It premiered a couple weeks ago, but I didn’t get the chance to watch the season premiere of The Wire until last night. It was good, as always, and it sets up a season that promises to be great.
It may sound like hyperbole, but The Wire is easily the best TV show I’ve ever seen. It lives up to the HBO legacy of deep, complex, nuanced dramas that unfold slowly over the course of an entire season. It foregoes eye candy and witty repartee for realism, subtlety, and unparalleled writing and acting. Whats more, David Simon‘s writing is a tour de force. The Wire isn’t just television, it’s modern literature. (HBO should be paying me for this!)
Sadly, despite its critical acclaim, The Wire has underperformed. Sex and the City, The Sopranos, and Entourage all sell HBO subscriptions, but with viewership flat at 1.5 million, The Wire doesn’t. Given that, HBO deserves serious kudos for renewing it. Whether it’s a commitment to quality content or a soft spot in some exec’s heart, I’m just happy it’s back.
I also caught the season premieres of The Amazing Race, which was silly but fun, and Studio 60, which was surprisingly good. Think Entourage meets West Wing – not surprising, since Studio 60 is also written by the embattled Aaron Sorkin. Also, props to NBC, you can watch the entire episode online.
Thanks to Matt and Kristin for their living room and company, and to the Tim Goodman for his unerring reviews.

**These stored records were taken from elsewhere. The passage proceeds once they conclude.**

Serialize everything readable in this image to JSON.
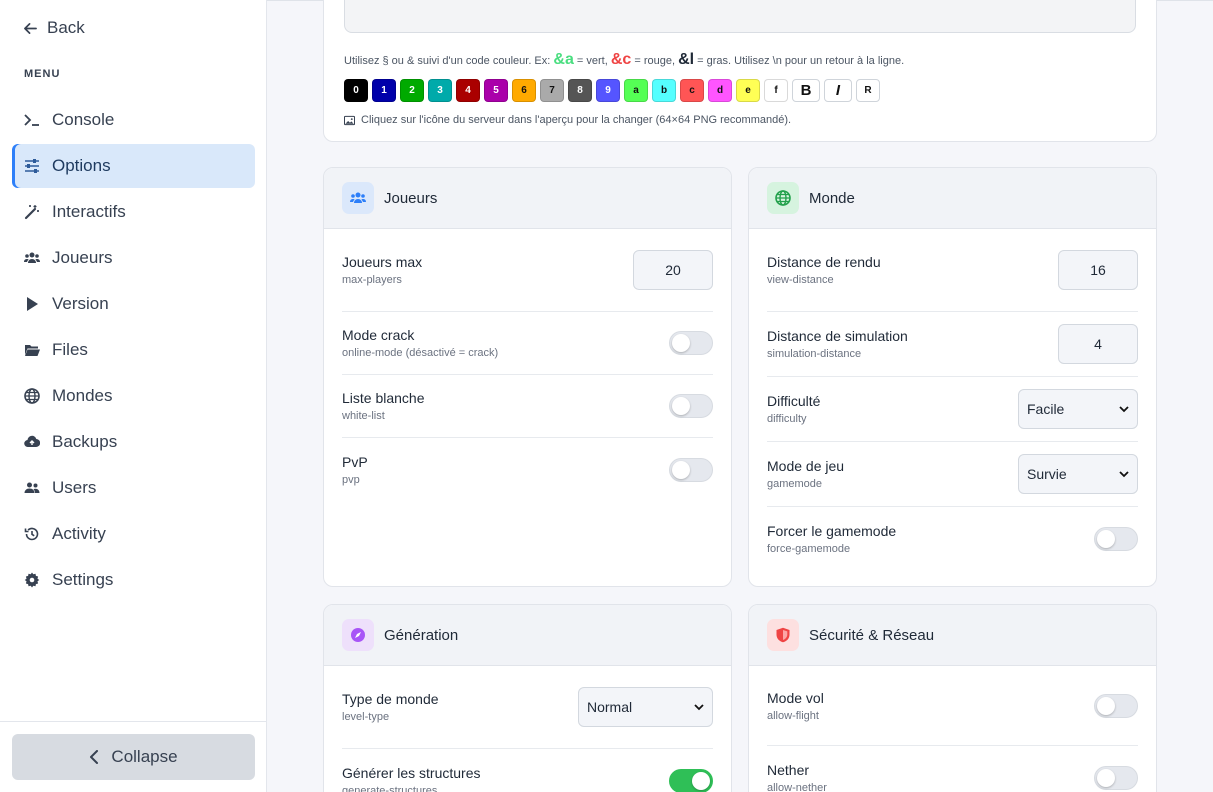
{
  "sidebar": {
    "back_label": "Back",
    "menu_title": "MENU",
    "items": [
      {
        "label": "Console",
        "icon": "terminal-icon"
      },
      {
        "label": "Options",
        "icon": "sliders-icon"
      },
      {
        "label": "Interactifs",
        "icon": "magic-wand-icon"
      },
      {
        "label": "Joueurs",
        "icon": "users-icon"
      },
      {
        "label": "Version",
        "icon": "play-icon"
      },
      {
        "label": "Files",
        "icon": "folder-icon"
      },
      {
        "label": "Mondes",
        "icon": "globe-icon"
      },
      {
        "label": "Backups",
        "icon": "cloud-upload-icon"
      },
      {
        "label": "Users",
        "icon": "user-group-icon"
      },
      {
        "label": "Activity",
        "icon": "history-icon"
      },
      {
        "label": "Settings",
        "icon": "gear-icon"
      }
    ],
    "active": "Options",
    "collapse_label": "Collapse"
  },
  "motd": {
    "help_prefix": "Utilisez § ou & suivi d'un code couleur. Ex: ",
    "code_a": "&a",
    "text_a": " = vert, ",
    "code_c": "&c",
    "text_c": " = rouge, ",
    "code_l": "&l",
    "help_suffix": " = gras. Utilisez \\n pour un retour à la ligne.",
    "colors": [
      {
        "code": "0",
        "bg": "#000000",
        "fg": "#ffffff"
      },
      {
        "code": "1",
        "bg": "#0000aa",
        "fg": "#ffffff"
      },
      {
        "code": "2",
        "bg": "#00aa00",
        "fg": "#ffffff"
      },
      {
        "code": "3",
        "bg": "#00aaaa",
        "fg": "#ffffff"
      },
      {
        "code": "4",
        "bg": "#aa0000",
        "fg": "#ffffff"
      },
      {
        "code": "5",
        "bg": "#aa00aa",
        "fg": "#ffffff"
      },
      {
        "code": "6",
        "bg": "#ffaa00",
        "fg": "#111111"
      },
      {
        "code": "7",
        "bg": "#aaaaaa",
        "fg": "#111111"
      },
      {
        "code": "8",
        "bg": "#555555",
        "fg": "#ffffff"
      },
      {
        "code": "9",
        "bg": "#5555ff",
        "fg": "#ffffff"
      },
      {
        "code": "a",
        "bg": "#55ff55",
        "fg": "#111111"
      },
      {
        "code": "b",
        "bg": "#55ffff",
        "fg": "#111111"
      },
      {
        "code": "c",
        "bg": "#ff5555",
        "fg": "#111111"
      },
      {
        "code": "d",
        "bg": "#ff55ff",
        "fg": "#111111"
      },
      {
        "code": "e",
        "bg": "#ffff55",
        "fg": "#111111"
      },
      {
        "code": "f",
        "bg": "#ffffff",
        "fg": "#111111"
      }
    ],
    "format_bold": "B",
    "format_italic": "I",
    "format_reset": "R",
    "icon_hint": "Cliquez sur l'icône du serveur dans l'aperçu pour la changer (64×64 PNG recommandé)."
  },
  "joueurs": {
    "title": "Joueurs",
    "max_players": {
      "name": "Joueurs max",
      "key": "max-players",
      "value": "20"
    },
    "online_mode": {
      "name": "Mode crack",
      "key": "online-mode (désactivé = crack)"
    },
    "white_list": {
      "name": "Liste blanche",
      "key": "white-list"
    },
    "pvp": {
      "name": "PvP",
      "key": "pvp"
    }
  },
  "monde": {
    "title": "Monde",
    "view_distance": {
      "name": "Distance de rendu",
      "key": "view-distance",
      "value": "16"
    },
    "simulation_distance": {
      "name": "Distance de simulation",
      "key": "simulation-distance",
      "value": "4"
    },
    "difficulty": {
      "name": "Difficulté",
      "key": "difficulty",
      "value": "Facile"
    },
    "gamemode": {
      "name": "Mode de jeu",
      "key": "gamemode",
      "value": "Survie"
    },
    "force_gamemode": {
      "name": "Forcer le gamemode",
      "key": "force-gamemode"
    }
  },
  "generation": {
    "title": "Génération",
    "level_type": {
      "name": "Type de monde",
      "key": "level-type",
      "value": "Normal"
    },
    "generate_structures": {
      "name": "Générer les structures",
      "key": "generate-structures"
    }
  },
  "securite": {
    "title": "Sécurité & Réseau",
    "allow_flight": {
      "name": "Mode vol",
      "key": "allow-flight"
    },
    "allow_nether": {
      "name": "Nether",
      "key": "allow-nether"
    }
  },
  "colors": {
    "accent": "#2d7ff9",
    "toggle_on": "#2fbf57",
    "joueurs_badge": "#dbe8fb",
    "monde_badge": "#d6f3df",
    "generation_badge": "#eee0fb",
    "securite_badge": "#fde0e0"
  }
}
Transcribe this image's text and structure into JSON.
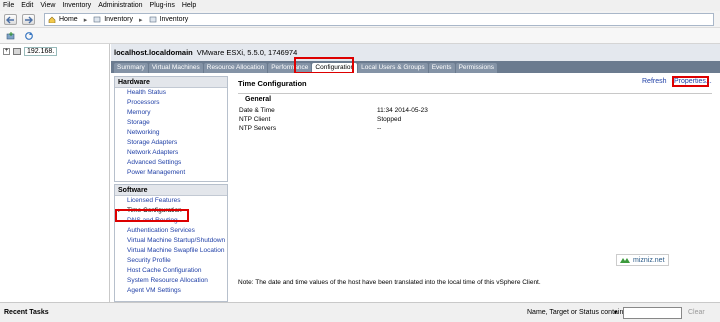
{
  "menu": [
    "File",
    "Edit",
    "View",
    "Inventory",
    "Administration",
    "Plug-ins",
    "Help"
  ],
  "breadcrumb": {
    "home": "Home",
    "inventory1": "Inventory",
    "inventory2": "Inventory"
  },
  "tree": {
    "expander": "+",
    "host": "192.168."
  },
  "host_header": {
    "name": "localhost.localdomain",
    "product": "VMware ESXi, 5.5.0, 1746974"
  },
  "tabs": [
    "Summary",
    "Virtual Machines",
    "Resource Allocation",
    "Performance",
    "Configuration",
    "Local Users & Groups",
    "Events",
    "Permissions"
  ],
  "hardware": {
    "title": "Hardware",
    "items": [
      "Health Status",
      "Processors",
      "Memory",
      "Storage",
      "Networking",
      "Storage Adapters",
      "Network Adapters",
      "Advanced Settings",
      "Power Management"
    ]
  },
  "software": {
    "title": "Software",
    "items": [
      "Licensed Features",
      "Time Configuration",
      "DNS and Routing",
      "Authentication Services",
      "Virtual Machine Startup/Shutdown",
      "Virtual Machine Swapfile Location",
      "Security Profile",
      "Host Cache Configuration",
      "System Resource Allocation",
      "Agent VM Settings"
    ]
  },
  "time_config": {
    "title": "Time Configuration",
    "refresh": "Refresh",
    "properties": "Properties...",
    "general": "General",
    "rows": [
      {
        "label": "Date & Time",
        "value": "11:34  2014-05-23"
      },
      {
        "label": "NTP Client",
        "value": "Stopped"
      },
      {
        "label": "NTP Servers",
        "value": "--"
      }
    ]
  },
  "watermark": "mizniz.net",
  "note": "Note: The date and time values of the host have been translated into the local time of this vSphere Client.",
  "status": {
    "recent_tasks": "Recent Tasks",
    "filter_label": "Name, Target or Status contains:",
    "filter_dropdown": "▾",
    "filter_value": "",
    "clear": "Clear"
  },
  "colors": {
    "highlight": "#dd0000",
    "link": "#1f3fa6",
    "tab_bg": "#6b7b8f"
  }
}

One thought on “The Wire, and the rest”
Coincidentally, this morning I got to hear Bob Zitter, CTO of HBO, talk about the future of TV distribution and the role HBO will play.
He was understandably bullish about multiple platforms, including online and portable, and multiple distribution channels, including the telecoms and direct to consumer. He was also understandably concerned about DRM and the analog hole.
I was impressed by his knowledge of both the business and technical sides. He knew the current and up-and-coming technologies, how the different business models were doing, and he had a sense of history going back to the early ’70s. I suspect he’ll learn from the industries’ past mistakes instead of repeating them.